Nyatanya, kami bisa melarikan diri dari benteng sekarang setelah Gerbera bersama kami. Dia bisa dengan mudah mengalahkan monster yang mengepung di luar sendirian. Akan mudah untuk mengeluarkan komandan dan sekitar dua puluh ksatrianya bersama kami. Jika kita hanya ingin bertahan hidup, maka itulah jalan yang harus ditempuh. Namun, dalam hal itu, prajurit yang tersisa di dalam benteng akan musnah. Dan kami akhirnya akan meninggalkan Shiran, yang menunggu kami untuk menyingkirkan monster-monster itu. Aku tidak bisa mengkhianati kepercayaan yang dia berikan padaku.
“Hmm. Saya tidak begitu mengerti situasinya, tetapi Shiran yang Anda sebutkan ini mempertaruhkan nyawanya untuk menyelamatkan Anda, bukan? Maka kita harus pergi membantunya.
“Mm.” Lily mengangguk. “Aku juga tidak ingin meninggalkannya. Dia percaya pada tuan kita.”
Gerbera dan Lily sepakat. Yang tersisa hanyalah terlindas. Kami harus sampai di sana secepat mungkin.
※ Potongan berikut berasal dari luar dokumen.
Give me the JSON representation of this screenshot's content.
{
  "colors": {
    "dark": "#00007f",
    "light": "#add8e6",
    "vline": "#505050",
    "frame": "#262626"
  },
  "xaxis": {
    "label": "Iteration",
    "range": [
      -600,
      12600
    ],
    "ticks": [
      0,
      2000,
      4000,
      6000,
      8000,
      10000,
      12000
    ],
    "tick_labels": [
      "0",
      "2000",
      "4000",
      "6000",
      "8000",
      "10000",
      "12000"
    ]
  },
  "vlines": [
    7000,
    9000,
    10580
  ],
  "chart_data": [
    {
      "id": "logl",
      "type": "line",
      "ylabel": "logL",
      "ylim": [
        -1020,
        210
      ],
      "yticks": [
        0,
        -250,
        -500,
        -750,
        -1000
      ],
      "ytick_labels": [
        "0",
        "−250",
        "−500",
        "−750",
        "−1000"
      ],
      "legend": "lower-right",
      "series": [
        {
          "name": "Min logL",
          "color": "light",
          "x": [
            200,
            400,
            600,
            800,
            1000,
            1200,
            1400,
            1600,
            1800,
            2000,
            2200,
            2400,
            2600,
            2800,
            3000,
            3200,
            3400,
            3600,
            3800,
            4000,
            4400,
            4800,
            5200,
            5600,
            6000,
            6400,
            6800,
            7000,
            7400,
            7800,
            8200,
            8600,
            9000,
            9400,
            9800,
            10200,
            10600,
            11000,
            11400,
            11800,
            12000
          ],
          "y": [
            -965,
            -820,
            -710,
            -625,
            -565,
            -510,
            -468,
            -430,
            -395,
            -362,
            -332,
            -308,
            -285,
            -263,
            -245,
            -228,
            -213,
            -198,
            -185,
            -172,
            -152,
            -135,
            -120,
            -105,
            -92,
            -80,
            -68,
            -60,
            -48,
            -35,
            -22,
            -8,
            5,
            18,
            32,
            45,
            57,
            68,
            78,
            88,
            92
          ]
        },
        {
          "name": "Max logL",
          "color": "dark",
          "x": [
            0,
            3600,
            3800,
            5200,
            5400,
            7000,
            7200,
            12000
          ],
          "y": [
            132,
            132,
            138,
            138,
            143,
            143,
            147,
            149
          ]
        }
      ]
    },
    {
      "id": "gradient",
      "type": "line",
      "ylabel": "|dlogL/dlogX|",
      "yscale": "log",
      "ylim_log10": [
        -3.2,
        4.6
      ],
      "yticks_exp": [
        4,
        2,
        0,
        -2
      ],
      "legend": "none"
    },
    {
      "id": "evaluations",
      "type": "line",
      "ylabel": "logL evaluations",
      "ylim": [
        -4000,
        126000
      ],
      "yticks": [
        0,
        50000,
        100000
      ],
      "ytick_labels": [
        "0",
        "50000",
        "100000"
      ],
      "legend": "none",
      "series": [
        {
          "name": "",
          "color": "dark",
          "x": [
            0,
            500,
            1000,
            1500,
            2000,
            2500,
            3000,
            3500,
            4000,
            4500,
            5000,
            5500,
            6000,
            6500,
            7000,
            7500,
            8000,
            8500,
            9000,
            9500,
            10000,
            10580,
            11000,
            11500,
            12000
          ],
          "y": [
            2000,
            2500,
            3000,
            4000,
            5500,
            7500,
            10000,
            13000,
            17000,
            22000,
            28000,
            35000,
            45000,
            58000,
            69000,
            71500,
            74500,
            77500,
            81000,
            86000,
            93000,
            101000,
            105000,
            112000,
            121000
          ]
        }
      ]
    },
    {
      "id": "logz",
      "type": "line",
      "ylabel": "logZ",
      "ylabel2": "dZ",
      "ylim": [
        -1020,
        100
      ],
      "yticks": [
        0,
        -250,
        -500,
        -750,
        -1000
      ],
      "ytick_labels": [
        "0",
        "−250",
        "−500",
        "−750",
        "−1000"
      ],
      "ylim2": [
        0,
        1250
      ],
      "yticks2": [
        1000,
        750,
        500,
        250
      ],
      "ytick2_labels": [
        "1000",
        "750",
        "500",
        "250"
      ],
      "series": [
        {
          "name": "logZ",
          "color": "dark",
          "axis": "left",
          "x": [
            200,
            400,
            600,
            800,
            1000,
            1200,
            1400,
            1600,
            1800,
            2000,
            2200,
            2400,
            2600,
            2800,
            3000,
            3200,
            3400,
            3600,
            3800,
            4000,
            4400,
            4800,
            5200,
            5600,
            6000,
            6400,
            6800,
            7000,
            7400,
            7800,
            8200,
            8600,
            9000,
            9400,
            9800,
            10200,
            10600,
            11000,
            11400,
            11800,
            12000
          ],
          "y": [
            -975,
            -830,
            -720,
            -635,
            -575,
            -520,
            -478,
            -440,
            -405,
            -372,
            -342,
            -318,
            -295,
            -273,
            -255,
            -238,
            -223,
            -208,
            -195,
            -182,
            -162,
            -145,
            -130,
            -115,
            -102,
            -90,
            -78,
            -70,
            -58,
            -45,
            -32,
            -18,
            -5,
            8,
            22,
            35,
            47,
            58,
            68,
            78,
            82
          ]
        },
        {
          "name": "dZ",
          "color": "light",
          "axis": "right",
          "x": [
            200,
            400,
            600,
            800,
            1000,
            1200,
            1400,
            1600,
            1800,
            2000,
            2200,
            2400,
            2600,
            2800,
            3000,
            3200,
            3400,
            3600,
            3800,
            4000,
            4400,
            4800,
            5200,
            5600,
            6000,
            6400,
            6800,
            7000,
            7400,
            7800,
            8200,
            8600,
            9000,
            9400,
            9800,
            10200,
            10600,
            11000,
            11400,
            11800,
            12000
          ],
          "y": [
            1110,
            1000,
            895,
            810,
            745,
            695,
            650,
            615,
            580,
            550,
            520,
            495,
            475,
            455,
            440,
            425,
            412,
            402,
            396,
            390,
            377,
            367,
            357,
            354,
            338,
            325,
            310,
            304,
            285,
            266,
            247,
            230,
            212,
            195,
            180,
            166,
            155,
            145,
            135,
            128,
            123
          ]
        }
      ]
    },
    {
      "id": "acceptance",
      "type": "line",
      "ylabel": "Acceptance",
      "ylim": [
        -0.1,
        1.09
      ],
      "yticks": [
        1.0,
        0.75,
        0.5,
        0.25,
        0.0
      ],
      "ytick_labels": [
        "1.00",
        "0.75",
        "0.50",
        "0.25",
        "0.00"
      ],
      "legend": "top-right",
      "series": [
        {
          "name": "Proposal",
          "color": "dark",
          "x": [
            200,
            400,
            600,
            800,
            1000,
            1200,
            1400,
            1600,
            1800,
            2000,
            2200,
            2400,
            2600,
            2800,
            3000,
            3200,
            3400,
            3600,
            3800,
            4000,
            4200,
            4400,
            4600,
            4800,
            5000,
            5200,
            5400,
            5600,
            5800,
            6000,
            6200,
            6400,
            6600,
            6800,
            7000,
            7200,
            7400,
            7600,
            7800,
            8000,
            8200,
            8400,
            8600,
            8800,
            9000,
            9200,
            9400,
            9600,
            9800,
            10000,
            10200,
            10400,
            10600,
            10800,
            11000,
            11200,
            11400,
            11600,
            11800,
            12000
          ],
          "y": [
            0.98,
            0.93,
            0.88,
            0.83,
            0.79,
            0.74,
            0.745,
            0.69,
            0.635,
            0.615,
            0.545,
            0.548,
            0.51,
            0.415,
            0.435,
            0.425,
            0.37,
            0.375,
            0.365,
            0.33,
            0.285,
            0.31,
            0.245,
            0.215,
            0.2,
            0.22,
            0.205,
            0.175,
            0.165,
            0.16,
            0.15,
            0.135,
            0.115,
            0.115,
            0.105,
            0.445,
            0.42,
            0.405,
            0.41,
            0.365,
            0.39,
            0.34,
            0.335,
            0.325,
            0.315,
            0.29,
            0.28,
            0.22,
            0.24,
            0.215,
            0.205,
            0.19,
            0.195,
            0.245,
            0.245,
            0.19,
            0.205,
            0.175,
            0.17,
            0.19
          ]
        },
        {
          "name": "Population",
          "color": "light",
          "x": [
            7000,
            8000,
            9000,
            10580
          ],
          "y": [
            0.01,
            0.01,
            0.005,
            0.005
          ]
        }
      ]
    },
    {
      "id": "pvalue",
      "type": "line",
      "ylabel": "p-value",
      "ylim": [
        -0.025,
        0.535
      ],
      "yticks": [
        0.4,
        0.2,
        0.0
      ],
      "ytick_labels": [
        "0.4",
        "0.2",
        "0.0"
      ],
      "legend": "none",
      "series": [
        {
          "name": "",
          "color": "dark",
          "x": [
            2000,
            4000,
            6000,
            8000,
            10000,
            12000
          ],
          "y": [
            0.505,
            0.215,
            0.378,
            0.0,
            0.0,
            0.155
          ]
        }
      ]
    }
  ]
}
“Oh… sebelum itu, lebih baik kita menghabisinya,” kataku.
Sakagami, yang mencoba merangkak menuju kebebasan, tersentak. “E-Eeek! J-Jangan bunuh aku!” Dia membalik telentang dan berteriak sambil tetap menarik dirinya menjauh dari kami.
Tepatnya berapa banyak orang yang mati karena dia? Saya tidak punya alasan untuk membiarkannya hidup. Selain itu, menakutkan memikirkan apa yang akan dia lakukan jika dibiarkan bebas.
“B-Benar! Saya diancam! Jadi itu bukan salahku sialan!”
“Maaf, aku tidak punya waktu untuk mendengarkan permintaanmu yang tidak berguna,” kataku sambil mengangkat pedangku. “Kita harus bergerak dan menyelamatkan Shiran.”
“Kalau begitu, kamu terlambat,” kata suara seorang pria.
“—?!”
Saat aku menyadari suara siapa itu, aku berbalik ke arahnya. Lily dan Gerbera sudah melihat ke arah sana, bersiap untuk bertempur. Di ujung koridor ada seorang anak laki-laki dengan tubuh besar, berjalan ke arah kami dengan santai. Dia menyeringai dan melemparkan apa yang telah dia seret di belakangnya ke arah kami, membuatnya jatuh ke lantai.
Itu adalah Shiran, benar-benar berlumuran darah.